Netsuke - Recumbent Goat
In the last week I've been trying out my new tools carving a galloping horse and an ama suckling an octopus. Today I've carved a larger Recumbent Goat from Edmund De Waal's collection on magnolia wood. The resulting print is much better than the print I made from the smaller sketch.
Alongside this new netsuke project I have been working on another carving which is much bigger than the netsuke.
I make a simple sketch of the heron directly on to the larger plywood, then trace the outline with black pen. It's much more tough to cut than the magnolia but I'm not ready to blunt my new tools yet so I carve the heron into plywood with my old tools. As the sketch is quite loose, it frees up the carving resulting in an imperfect but dynamic heron.

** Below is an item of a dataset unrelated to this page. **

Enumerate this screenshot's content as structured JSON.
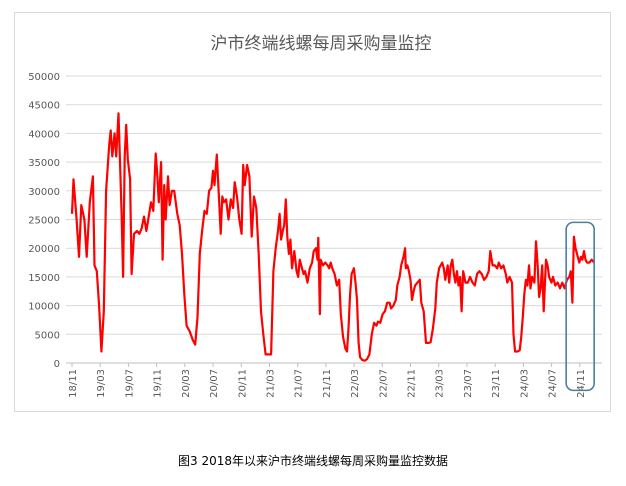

Travelling with Birch Plywood
I bought this plywood a few years ago. This gigantic piece of birch plywood was stacked amongst more gigantic pieces of plywood in the warehouse of Robbins Timber Yard. I had cycled up to buy the wood and didn't think about the logistics of getting this giant home! They kindly offered to cut the plywood into smaller squares so we went for 30cm x 30cm. Even at 30cm x 30cm, when you have over twenty of these, it's a heavy load for a bicycle but somehow miraculously I managed to fit them all into my panniers and cycle home without any problems. I remember as soon as I arrived home I dived into my box of wood cutting tools and started carving immediately. I didn't draw or trace an image first, I just carved straight into the wood not knowing where I was going but just following the grain. I enjoyed the freedom of just letting the grain do it's own magic with no preconceived idea or pressure for any kind of result, only the process of carving. When I had finished I had made a carving which was more figurative and than I expected. I didn't have the facilities to print at home so I put it back on the pile and started to work on a new block with the idea of making a two colour print.

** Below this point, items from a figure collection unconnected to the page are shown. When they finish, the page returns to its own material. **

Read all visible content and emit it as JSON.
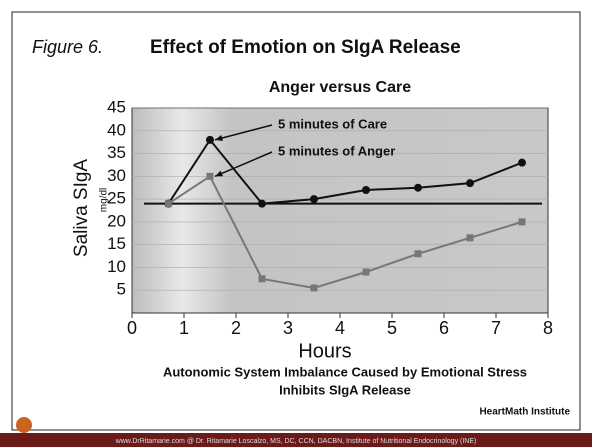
{
  "chart_data": {
    "type": "line",
    "figure_label": "Figure 6.",
    "title": "Effect of Emotion on SIgA Release",
    "subtitle": "Anger versus Care",
    "y_label": "Saliva SIgA",
    "y_unit": "mg/dl",
    "x_label": "Hours",
    "x": [
      0.7,
      1.5,
      2.5,
      3.5,
      4.5,
      5.5,
      6.5,
      7.5
    ],
    "series": [
      {
        "name": "5 minutes of Care",
        "color": "#111111",
        "marker": "circle",
        "values": [
          24,
          38,
          24,
          25,
          27,
          27.5,
          28.5,
          33
        ]
      },
      {
        "name": "5 minutes of Anger",
        "color": "#777777",
        "marker": "square",
        "values": [
          24,
          30,
          7.5,
          5.5,
          9,
          13,
          16.5,
          20
        ]
      }
    ],
    "reference_line": 24,
    "xlim": [
      0,
      8
    ],
    "xticks": [
      0,
      1,
      2,
      3,
      4,
      5,
      6,
      7,
      8
    ],
    "ylim": [
      0,
      45
    ],
    "yticks": [
      5,
      10,
      15,
      20,
      25,
      30,
      35,
      40,
      45
    ],
    "grid": true,
    "caption": [
      "Autonomic System Imbalance Caused by Emotional Stress",
      "Inhibits SIgA Release"
    ],
    "source": "HeartMath Institute",
    "footer": "www.DrRitamarie.com   @ Dr. Ritamarie Loscalzo, MS, DC, CCN, DACBN, Institute of Nutritional Endocrinology (INE)"
  }
}
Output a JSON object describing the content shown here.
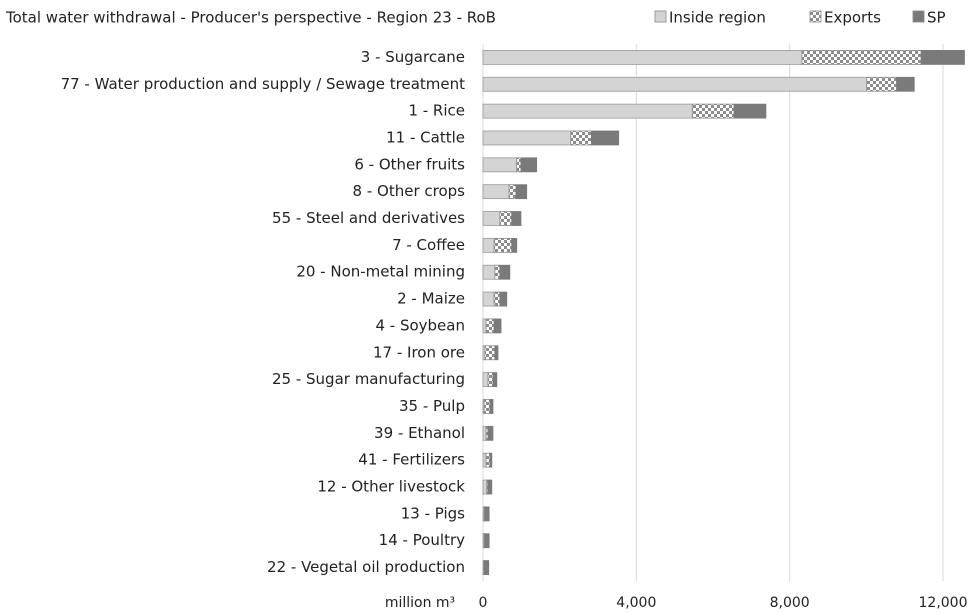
{
  "chart_data": {
    "type": "stacked_barh",
    "title": "Total water withdrawal - Producer's perspective - Region 23 - RoB",
    "x_label": "million m³",
    "categories": [
      "3 - Sugarcane",
      "77 - Water production and supply / Sewage treatment",
      "1 - Rice",
      "11 - Cattle",
      "6 - Other fruits",
      "8 - Other crops",
      "55 - Steel and derivatives",
      "7 - Coffee",
      "20 - Non-metal mining",
      "2 - Maize",
      "4 - Soybean",
      "17 - Iron ore",
      "25 - Sugar manufacturing",
      "35 - Pulp",
      "39 - Ethanol",
      "41 - Fertilizers",
      "12 - Other livestock",
      "13 - Pigs",
      "14 - Poultry",
      "22 - Vegetal oil production"
    ],
    "series": [
      {
        "name": "Inside region",
        "color": "#d4d4d4",
        "values": [
          8320,
          10010,
          5460,
          2290,
          880,
          680,
          440,
          290,
          310,
          290,
          80,
          50,
          130,
          30,
          80,
          80,
          100,
          30,
          30,
          20
        ]
      },
      {
        "name": "Exports",
        "color": "#8c8c8c",
        "pattern": "checkerboard",
        "values": [
          3110,
          780,
          1090,
          540,
          110,
          180,
          310,
          460,
          130,
          150,
          210,
          260,
          130,
          150,
          50,
          100,
          30,
          20,
          20,
          20
        ]
      },
      {
        "name": "SP",
        "color": "#7a7a7a",
        "values": [
          1130,
          460,
          830,
          710,
          410,
          280,
          240,
          130,
          260,
          180,
          180,
          80,
          100,
          80,
          130,
          50,
          100,
          110,
          110,
          110
        ]
      }
    ],
    "xlim": [
      0,
      12600
    ],
    "xticks": [
      0,
      {
        "value": 4000,
        "label": "4,000"
      },
      {
        "value": 8000,
        "label": "8,000"
      },
      {
        "value": 12000,
        "label": "12,000"
      }
    ],
    "grid": true,
    "legend": "top-right"
  }
}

Woodblock Registration Block
I had kept the copy of Peter Brown's clear instructions for registration and re-written these for myself help me clarify the process. I drew out the registration marks. Instead of carving the block I initiated the idea of bringing the blocks to a fellow print making friend's house with a view to exploring the process of two colour prints together. If we could get our heads around it together, we might get there quicker. So one morning I arrived with the blocks with my instructions in my bag and as I pulled the blocks out of my bag my heart sank. I realised my idea wasn't going to work. One of us needed to have some knowledge on how to do this and I had given the impression that I did know but I had spent just one day on a Japanese woodblock printing course and hadn't got my head around the two colour printing. I was not ready to step into this process as a group until I had got to grips with the process myself.
I had lost the enthusiasm to print the first image which had felt so dynamic and free. So instead of following up on my quest to get more experience I felt so overwhelmed by what felt like a huge hurdle that I left the blocks stacked up in a pile under my desk at home gathering dust.
A few months ago when I brought the blocks to my studio I finally made the time and space to have a go at printing this block which I had enjoyed carving so much. I used my letterpress inks with a hand roller; laid a large piece of white somerset satin 300gsms paper on the plywood and rubbed the back of the paper with a baren. When I peeled back the paper there was a sea of swimming whales and mountains flowing from the wood. Although it's a faint print and would need a press to get a good even solid colour I like the immediacy of the image and free flowing expansiveness.